Word Guessing Game in Java
A long long time ago I used to prefer Java over Python or any other language for quick work, and I was also a member of the Computing Club at Grand Rapids Community College. From time to time they'd choose challenges from Reddit for fun, but I was the only one who even approached the "medium" or "hard" difficulty challenges. The conclusion they reached was that you can be a ridiculous programmer without a degree, and that being a hobbyist like me is a red flag. If you don't mind I'd like to take you down memory lane, and walk through the text game I quickly put together.
The biggest difference between Java and Python is that every program needs a defined class. The name of the class you use must be the same as the name of the filename. The easiest way I have come to think of a class over the years is as like a filing cabinet. You can define the characteristics or "fields" of a class, which are just variables you believe will be important for the class. For example, if your class was a human you could define its hair color, eye color, height, weight, and so on. Classes also let you define the methods associated with that class. For example, since humans can run you may want some method that lets humans move a little faster than walking. The reason you would use classes is that if you are working with a large project, like a video game, you don't have to write code for each individual item (e.g. gun, human, car, building). Unlike Python, Java also requires a main method.
Main methods are pretty common in programming languages, and they are basically a trigger for the compiler. I have heard conflicting ideas over the years regarding best practice for using main methods, but in general I would probably try to keep code within the main method to a minimum. A lot of the code I write for this web site is just sloppily put together coding solutions and proof of concepts, so it's fine. If you're really trying to show off with beautiful code though I highly recommend using more functions than I did. My main function uses Java Scanners to let the user both choose the difficulty of the word they want to attempt, and record their attempts. They get four tries regardless of attempt, and the difficulty of the word is determined by word length. There's only like five words per difficulty, and it's basically randomly chosen.
This next code segment uses a switch-case statement instead of an if-statement. In nature a switch-case statement is basically an if-statement that can only determine if two things are equal. You start out by telling the switch statement what variable you want to be the primary value being compared, and then by telling it what values it could equate to and what to do if it equates to those values. In the case of what to do when your variable equals a certain value is the case part. The benefit of a switch-case statement is that they are much faster than if-statements thanks to the hard work of Computer Engineers. From what I recall from college with switch-statements the computer goes straight to the relevant case instead of trying to compare your value against every possible branch, which is the behavior with if-statements.
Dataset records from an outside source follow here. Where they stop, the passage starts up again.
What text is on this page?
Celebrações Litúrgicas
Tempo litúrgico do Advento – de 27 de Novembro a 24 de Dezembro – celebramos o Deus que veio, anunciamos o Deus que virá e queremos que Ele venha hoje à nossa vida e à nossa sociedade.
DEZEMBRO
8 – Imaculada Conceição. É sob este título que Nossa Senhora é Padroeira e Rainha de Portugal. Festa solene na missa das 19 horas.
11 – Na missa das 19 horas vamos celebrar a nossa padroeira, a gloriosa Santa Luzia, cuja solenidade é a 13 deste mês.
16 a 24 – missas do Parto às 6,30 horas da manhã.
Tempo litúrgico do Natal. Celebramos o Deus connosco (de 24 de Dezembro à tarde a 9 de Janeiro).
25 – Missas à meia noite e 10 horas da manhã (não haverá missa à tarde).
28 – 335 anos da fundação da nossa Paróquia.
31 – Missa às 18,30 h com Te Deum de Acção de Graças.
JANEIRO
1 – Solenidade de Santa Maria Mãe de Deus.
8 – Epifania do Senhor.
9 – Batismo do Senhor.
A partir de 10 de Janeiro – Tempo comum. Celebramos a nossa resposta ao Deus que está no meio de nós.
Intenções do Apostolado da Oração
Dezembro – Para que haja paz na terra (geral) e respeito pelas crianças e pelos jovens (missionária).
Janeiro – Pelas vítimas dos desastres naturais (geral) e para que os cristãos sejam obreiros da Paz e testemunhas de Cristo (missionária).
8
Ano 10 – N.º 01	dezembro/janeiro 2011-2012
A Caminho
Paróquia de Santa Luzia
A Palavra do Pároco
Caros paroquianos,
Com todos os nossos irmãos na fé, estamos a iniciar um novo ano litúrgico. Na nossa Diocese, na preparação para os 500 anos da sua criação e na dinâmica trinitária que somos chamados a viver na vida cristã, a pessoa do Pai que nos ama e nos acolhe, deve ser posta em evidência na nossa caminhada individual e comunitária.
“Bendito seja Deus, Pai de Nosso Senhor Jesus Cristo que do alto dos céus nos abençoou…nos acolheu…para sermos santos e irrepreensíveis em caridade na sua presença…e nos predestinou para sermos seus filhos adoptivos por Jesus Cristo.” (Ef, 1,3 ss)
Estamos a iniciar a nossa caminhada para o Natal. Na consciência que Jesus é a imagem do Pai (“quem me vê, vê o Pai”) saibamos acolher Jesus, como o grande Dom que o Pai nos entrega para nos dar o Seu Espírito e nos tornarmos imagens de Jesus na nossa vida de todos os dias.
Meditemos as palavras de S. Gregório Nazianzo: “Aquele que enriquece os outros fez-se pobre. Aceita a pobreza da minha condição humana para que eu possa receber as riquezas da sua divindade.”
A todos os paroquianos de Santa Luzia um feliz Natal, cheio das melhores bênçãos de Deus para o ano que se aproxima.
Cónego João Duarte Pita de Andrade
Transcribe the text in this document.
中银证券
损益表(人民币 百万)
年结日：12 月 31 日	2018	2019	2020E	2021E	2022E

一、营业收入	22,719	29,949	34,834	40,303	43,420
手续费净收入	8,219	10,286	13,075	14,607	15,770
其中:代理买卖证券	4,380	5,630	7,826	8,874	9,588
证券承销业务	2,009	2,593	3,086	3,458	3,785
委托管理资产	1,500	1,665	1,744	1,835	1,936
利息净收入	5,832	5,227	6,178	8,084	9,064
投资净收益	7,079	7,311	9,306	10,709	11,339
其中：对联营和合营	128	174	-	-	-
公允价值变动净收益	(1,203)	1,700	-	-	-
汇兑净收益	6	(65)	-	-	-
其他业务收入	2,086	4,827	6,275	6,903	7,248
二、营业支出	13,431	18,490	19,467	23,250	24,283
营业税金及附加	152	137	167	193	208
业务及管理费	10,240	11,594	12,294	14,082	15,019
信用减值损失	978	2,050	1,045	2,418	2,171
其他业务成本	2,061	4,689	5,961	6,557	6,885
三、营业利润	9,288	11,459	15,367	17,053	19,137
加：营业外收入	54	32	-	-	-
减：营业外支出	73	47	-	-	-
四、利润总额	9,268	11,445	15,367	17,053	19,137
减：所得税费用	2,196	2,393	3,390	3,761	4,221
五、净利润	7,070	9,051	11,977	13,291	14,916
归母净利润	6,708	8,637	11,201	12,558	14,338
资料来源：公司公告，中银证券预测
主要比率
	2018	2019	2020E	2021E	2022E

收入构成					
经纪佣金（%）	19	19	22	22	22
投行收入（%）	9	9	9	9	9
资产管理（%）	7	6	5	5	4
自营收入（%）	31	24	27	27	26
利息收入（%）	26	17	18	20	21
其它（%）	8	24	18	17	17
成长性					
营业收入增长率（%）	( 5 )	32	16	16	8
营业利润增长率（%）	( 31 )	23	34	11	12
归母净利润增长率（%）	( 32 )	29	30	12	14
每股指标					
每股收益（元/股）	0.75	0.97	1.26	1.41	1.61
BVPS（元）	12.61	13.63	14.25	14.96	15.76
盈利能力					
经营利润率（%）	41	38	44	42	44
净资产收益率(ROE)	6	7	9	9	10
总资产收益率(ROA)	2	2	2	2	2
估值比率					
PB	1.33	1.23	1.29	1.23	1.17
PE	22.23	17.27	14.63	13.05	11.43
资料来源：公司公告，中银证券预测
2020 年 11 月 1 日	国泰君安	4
The final portion of the code includes a dynamically sized static array. Doesn't make sense right? I know. One time an author of a book on C++ had the audacity to tell me that you cannot set or change the sizes of static arrays. You would think people would learn by now. A professor at an old university also once told me that Linux does not support RDP. I found an app on my Chromebook from Microsoft that suggested differently, and I'd remote into the servers on campus even though performance was bad just to prove a point. Anyway, if you wait long enough before you declare your array you can make sure it's large enough for your needs. Dynamic arrays are not always needed if you do not know the size of an array right off the bat.
The while loop is set to run while you have at least one guess left. It tells you how many letters you've gotten right and how many guesses you have left. Then it lets you make your guess, iterates through the word comparing each letter in your word with the word it chose for you to guess. It was supposed to only expose letters when they match up perfectly, but I think it's backwards. Once you have guessed all the letters in the word it tells you congratulations or tells you the word if you fail.
That is basically the breakdown of the code I gave the club 4 years ago. If I were to refactor this code I would write several functions within the class, and make it its own class. That way in the main function all I would have to do is use a class constructor, and maybe a while loop or something. The main method would definitely be far more compact and readable. Unfortunately, the best I can do is let you see the source code on Github, and a video demonstration of the app running below. Please keep in mind any bugs present are because we had a week to get through three challenges of varying difficulties.
I did my best to get through all three. I would offer a direct download for the script itself, but compiling Java applications are kind of a pain if you're not actively developing in Java. I only ever used it to prototype C++ applications or to write sloppy code quickly since memory management would not be a concern (unlike in OOP style C++).